Why Do Shoelaces Always Unfasten? Scientists Find Answers
Most kids learn how to tie their shoelaces by the time they reach kindergarten. However, no matter how old they get, these laces always seem to end up getting untied. This problem is not something only children struggle with. Even adults have a hard time keeping their shoelaces tied in a perfect knot the entire day with no re-tying.
There is a scientific explanation for that. According to a new study by mechanical engineers at UC Berkeley, the forces endured from stomping and whipping act like an invisible hand to them. These forces then start loosening the knot and tugging on the ends of the laces, until eventually the strings unfasten.

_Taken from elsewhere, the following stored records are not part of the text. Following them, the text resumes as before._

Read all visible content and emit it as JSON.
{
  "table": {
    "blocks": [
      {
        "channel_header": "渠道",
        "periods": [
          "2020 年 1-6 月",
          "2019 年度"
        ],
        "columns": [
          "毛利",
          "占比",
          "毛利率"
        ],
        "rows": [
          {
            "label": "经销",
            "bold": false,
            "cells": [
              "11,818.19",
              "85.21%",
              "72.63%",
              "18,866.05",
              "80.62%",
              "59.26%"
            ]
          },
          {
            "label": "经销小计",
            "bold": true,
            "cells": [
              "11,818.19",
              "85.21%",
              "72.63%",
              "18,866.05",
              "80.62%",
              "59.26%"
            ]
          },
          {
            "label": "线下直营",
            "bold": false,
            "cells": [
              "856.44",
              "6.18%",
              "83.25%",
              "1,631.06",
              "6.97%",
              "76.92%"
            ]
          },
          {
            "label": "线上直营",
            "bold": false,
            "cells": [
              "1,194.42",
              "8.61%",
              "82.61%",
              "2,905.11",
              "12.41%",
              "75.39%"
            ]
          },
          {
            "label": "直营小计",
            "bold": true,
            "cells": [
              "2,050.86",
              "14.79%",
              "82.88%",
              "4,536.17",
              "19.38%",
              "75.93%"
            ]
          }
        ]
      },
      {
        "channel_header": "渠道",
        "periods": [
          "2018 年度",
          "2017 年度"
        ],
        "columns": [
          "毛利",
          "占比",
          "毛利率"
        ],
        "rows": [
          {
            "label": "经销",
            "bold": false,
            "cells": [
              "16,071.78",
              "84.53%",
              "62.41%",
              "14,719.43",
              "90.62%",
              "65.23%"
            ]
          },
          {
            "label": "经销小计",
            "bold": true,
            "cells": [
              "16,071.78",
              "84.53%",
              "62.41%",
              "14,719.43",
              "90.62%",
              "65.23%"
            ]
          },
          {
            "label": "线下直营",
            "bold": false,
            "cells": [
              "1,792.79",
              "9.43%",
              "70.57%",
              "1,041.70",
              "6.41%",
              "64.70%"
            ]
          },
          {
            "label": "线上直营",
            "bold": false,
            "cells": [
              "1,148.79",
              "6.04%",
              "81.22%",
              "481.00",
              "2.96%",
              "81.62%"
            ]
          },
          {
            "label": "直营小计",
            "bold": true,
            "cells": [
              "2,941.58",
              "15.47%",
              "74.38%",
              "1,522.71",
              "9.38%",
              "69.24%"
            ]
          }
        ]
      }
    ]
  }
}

With the help of a slow-motion camera, the study was able to show that such unraveling happens in a matter of seconds, triggered by a complex reaction of the said forces. While this experiment may be simple enough, there are other bigger implications to the explanation, as far as science is concerned.
Christopher Daily-Diamond, co-author of the study and a graduate student at Berkeley, said that once the science of the shoelaces are understood, it is easier to apply it to various aspects of science. Among these, he noted, included understanding DNA or microstructures that are also known to fail under dynamic forces.
BBC News also noted that the group conducted tests with the help of different varieties of laces. While some are better than others as far as knot-tying is concerned, they all suffer from the same cause. Study co-author Christine Gregg noted that what makes this especially interesting is the fact that the mechanism allows laces to stay firmly knotted for a long time. Nonetheless, one motion that can cause the loosening can start an avalanche effect, eventually leading to what they call a "knot failure."